Commenting on the new product, IDFC AMC CEO Vishal Kapoor said the fund offers the comfort of investing in high-quality debt instruments. Additionally, it provides significant liquidity with an option to redeem investments on any business day.
Target maturity funds provide investors with predictable returns if they stay invested till maturity. These funds also offer indexation benefits for investments above three years, helping investors save tax on long-term capital gains and enhance their earnings potential.
Kapoor said the fund would help investors diversify their portfolios with quality debt instruments that offer “stability, higher liquidity, and greater flexibility than traditional fixed-term instruments.”
The minimum subscription amount for lumpsum purchase is Rs 5,000 during the NFO, and after that, in multiples of Re 1. On the other hand, the minimum SIP amount is Rs 1000, and after that, in multiples of Re 1. It has no exit load.

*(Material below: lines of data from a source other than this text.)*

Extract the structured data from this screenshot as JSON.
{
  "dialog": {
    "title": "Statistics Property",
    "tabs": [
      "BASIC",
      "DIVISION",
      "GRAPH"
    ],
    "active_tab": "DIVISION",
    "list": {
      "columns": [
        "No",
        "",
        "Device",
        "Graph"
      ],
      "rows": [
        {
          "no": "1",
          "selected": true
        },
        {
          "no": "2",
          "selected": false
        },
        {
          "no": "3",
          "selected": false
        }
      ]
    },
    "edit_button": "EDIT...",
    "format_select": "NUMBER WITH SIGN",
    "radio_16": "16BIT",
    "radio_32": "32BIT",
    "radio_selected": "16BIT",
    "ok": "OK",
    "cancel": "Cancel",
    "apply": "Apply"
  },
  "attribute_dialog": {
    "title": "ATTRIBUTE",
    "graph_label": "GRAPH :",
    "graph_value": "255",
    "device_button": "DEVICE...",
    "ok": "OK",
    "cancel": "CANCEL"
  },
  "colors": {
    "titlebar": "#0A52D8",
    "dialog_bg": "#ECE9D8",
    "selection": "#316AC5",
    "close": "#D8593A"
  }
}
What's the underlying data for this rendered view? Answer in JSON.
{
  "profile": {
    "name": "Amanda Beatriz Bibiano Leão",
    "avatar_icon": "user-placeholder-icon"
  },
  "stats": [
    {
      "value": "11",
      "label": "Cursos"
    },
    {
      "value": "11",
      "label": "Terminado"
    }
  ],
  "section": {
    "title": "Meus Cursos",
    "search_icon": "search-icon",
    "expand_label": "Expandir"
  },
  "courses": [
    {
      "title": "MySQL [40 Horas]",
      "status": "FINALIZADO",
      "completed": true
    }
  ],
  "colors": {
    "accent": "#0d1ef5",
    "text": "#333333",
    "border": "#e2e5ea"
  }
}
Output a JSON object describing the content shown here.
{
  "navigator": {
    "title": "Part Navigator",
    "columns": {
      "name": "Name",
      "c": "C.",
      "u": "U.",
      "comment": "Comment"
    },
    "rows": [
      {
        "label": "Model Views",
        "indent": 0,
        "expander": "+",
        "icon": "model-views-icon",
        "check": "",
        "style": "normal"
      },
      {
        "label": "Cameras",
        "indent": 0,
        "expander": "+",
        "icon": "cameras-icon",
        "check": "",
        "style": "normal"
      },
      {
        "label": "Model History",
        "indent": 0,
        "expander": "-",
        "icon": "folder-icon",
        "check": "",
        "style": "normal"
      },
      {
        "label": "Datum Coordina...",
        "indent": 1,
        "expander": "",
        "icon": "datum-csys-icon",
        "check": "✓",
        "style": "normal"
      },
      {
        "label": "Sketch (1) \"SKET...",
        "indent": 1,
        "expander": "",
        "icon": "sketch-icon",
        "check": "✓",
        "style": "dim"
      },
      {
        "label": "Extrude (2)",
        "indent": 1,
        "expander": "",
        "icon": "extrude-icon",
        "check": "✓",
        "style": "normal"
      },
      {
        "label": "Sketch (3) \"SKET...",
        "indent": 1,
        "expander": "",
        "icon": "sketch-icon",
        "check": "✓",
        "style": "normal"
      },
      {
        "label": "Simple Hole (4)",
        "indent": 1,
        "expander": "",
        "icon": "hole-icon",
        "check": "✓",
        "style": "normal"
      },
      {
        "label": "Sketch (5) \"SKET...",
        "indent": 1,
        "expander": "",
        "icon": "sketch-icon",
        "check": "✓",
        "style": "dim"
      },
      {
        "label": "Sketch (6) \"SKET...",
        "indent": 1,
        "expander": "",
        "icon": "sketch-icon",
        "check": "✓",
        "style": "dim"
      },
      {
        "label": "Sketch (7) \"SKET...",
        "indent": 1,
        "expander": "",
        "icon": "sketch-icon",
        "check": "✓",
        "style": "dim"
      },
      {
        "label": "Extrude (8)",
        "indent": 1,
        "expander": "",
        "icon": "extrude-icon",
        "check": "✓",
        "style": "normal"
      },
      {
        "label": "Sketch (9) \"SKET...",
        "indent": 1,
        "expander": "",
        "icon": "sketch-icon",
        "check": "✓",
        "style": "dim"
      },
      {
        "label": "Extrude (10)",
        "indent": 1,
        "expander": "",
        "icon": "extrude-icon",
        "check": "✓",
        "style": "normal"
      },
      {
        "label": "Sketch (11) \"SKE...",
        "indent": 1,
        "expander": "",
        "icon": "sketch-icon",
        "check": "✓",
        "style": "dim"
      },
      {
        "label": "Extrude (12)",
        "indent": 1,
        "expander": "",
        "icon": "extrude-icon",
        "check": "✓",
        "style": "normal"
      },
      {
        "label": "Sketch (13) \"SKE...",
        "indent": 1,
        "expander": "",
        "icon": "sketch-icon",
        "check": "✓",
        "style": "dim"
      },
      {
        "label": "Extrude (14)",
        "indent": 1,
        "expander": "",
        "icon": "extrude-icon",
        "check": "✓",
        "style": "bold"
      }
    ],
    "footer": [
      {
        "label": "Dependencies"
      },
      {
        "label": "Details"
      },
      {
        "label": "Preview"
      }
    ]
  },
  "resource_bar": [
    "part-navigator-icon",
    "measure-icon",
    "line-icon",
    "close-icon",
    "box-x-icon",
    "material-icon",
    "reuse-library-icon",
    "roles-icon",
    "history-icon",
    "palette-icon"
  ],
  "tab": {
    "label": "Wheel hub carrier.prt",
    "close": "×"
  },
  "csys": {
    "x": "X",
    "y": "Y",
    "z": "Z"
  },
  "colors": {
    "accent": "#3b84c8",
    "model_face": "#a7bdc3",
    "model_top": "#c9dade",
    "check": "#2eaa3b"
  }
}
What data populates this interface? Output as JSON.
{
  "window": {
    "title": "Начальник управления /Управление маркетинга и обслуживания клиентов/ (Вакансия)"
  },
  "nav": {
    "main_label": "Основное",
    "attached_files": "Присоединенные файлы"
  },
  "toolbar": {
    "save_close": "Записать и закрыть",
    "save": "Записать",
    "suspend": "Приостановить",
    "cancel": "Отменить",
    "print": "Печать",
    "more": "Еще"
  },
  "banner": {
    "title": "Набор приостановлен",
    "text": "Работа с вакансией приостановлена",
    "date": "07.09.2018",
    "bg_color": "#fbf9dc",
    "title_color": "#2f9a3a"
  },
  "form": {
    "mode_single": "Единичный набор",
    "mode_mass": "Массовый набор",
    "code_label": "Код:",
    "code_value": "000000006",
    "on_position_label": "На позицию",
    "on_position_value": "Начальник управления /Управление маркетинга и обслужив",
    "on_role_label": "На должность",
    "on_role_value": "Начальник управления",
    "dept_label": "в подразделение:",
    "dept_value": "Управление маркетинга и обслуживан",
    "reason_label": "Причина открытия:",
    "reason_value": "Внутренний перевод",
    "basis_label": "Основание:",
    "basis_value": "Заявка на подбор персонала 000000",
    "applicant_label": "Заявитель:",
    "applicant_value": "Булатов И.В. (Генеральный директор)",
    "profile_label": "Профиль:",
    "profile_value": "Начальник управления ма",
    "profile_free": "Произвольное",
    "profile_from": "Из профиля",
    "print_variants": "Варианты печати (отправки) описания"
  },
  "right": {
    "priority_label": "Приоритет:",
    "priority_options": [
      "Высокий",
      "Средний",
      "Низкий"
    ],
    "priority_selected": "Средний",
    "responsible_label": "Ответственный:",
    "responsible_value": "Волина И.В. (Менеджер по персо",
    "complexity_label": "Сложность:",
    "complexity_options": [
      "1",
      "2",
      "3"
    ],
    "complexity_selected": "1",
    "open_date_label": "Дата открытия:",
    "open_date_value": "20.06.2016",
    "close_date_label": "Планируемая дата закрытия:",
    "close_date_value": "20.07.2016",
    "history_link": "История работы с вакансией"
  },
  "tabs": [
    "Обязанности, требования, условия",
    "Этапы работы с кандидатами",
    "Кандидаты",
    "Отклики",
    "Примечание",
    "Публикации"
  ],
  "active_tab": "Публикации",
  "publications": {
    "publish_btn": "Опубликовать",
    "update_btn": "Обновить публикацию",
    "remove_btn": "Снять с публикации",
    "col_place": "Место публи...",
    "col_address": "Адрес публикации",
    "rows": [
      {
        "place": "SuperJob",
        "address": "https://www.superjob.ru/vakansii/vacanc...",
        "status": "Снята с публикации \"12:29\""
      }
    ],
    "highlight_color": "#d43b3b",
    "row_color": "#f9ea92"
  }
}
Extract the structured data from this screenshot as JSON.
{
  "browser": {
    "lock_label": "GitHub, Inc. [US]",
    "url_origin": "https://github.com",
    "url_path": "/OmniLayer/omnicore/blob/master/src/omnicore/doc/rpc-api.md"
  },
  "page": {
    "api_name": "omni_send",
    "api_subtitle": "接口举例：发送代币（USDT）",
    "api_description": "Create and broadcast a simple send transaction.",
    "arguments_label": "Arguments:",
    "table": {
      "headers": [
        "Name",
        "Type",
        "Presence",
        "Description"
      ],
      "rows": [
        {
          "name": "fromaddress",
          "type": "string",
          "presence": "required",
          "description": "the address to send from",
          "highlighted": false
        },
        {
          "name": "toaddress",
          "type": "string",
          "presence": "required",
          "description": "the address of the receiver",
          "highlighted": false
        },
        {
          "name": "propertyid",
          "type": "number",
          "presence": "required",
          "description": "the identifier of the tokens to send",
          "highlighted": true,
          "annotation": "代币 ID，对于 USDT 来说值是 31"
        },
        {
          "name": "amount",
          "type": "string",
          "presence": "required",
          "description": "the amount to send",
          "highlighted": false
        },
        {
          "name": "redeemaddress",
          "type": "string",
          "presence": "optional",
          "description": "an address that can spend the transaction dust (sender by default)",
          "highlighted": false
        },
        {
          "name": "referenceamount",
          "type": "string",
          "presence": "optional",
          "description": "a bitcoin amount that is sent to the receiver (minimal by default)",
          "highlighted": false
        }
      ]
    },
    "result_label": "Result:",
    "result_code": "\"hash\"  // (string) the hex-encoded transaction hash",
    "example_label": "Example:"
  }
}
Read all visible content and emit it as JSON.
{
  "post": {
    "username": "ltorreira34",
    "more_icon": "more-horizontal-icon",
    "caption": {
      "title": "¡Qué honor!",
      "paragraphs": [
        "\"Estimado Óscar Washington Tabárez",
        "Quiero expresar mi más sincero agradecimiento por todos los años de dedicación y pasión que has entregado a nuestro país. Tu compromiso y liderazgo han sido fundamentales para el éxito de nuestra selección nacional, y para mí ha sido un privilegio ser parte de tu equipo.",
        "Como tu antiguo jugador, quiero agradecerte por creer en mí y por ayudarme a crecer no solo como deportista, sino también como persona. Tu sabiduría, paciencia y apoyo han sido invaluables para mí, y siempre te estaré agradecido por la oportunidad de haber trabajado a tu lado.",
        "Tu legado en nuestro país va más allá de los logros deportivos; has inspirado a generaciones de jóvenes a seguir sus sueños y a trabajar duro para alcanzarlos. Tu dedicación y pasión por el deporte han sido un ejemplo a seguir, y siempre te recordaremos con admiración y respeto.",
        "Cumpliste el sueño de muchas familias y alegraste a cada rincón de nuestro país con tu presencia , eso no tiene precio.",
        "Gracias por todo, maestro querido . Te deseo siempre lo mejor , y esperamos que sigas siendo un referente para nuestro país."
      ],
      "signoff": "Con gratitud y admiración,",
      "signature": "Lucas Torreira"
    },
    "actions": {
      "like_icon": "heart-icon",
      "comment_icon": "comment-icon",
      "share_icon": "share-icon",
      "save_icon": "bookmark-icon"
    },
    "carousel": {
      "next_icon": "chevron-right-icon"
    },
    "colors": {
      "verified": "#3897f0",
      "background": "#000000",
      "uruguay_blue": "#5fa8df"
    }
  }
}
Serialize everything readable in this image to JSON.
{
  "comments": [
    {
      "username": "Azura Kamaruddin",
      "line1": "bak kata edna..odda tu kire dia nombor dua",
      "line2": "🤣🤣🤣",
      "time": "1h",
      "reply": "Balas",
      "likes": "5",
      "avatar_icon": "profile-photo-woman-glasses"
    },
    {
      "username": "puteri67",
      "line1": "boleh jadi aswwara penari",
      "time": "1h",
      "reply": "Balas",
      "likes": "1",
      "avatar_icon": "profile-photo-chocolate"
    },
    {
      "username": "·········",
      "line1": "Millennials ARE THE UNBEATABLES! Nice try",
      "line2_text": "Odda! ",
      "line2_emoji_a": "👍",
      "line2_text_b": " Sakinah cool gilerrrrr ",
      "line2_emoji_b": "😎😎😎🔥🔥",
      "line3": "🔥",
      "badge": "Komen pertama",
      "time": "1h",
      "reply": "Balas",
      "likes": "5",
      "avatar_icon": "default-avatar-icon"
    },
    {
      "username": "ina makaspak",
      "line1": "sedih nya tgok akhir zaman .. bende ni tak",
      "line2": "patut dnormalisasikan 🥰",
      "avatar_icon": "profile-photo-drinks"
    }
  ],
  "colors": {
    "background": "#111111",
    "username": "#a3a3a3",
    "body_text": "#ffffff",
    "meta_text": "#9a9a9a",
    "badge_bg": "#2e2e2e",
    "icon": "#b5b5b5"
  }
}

The product is suitable for investors seeking income in the long term. Kapoor said the fund offers low-cost access to high-quality debt investments “with a matching investment time horizon.”
Yields, especially at the shorter end of the yield curve, have increased due to higher market expectations from the monetary policy tightening. Data provided by the fund house showed that the difference in yield on government securities (G-Sec) for the shorter and longer end is significant.
The difference between the three-year PSU AAA yield and the three-year G-Sec yield is 21bps. Historically, the average spread was 50 basis points (bps).
Likewise, the difference between the three-year state development loan (SDL) yield and the three-year G-Sec yield is 19 bps, while the historical spread was 41 bps.
“Given the upward yield shift in the 3–4-year maturity bucket, we believe the 2026 GILT segment offers an interesting investment opportunity,” said fund manager Gautam Kaul.
IDFC CRISIL IBX Gilt Index Fund has a relatively high-interest rate risk and relatively low credit risk.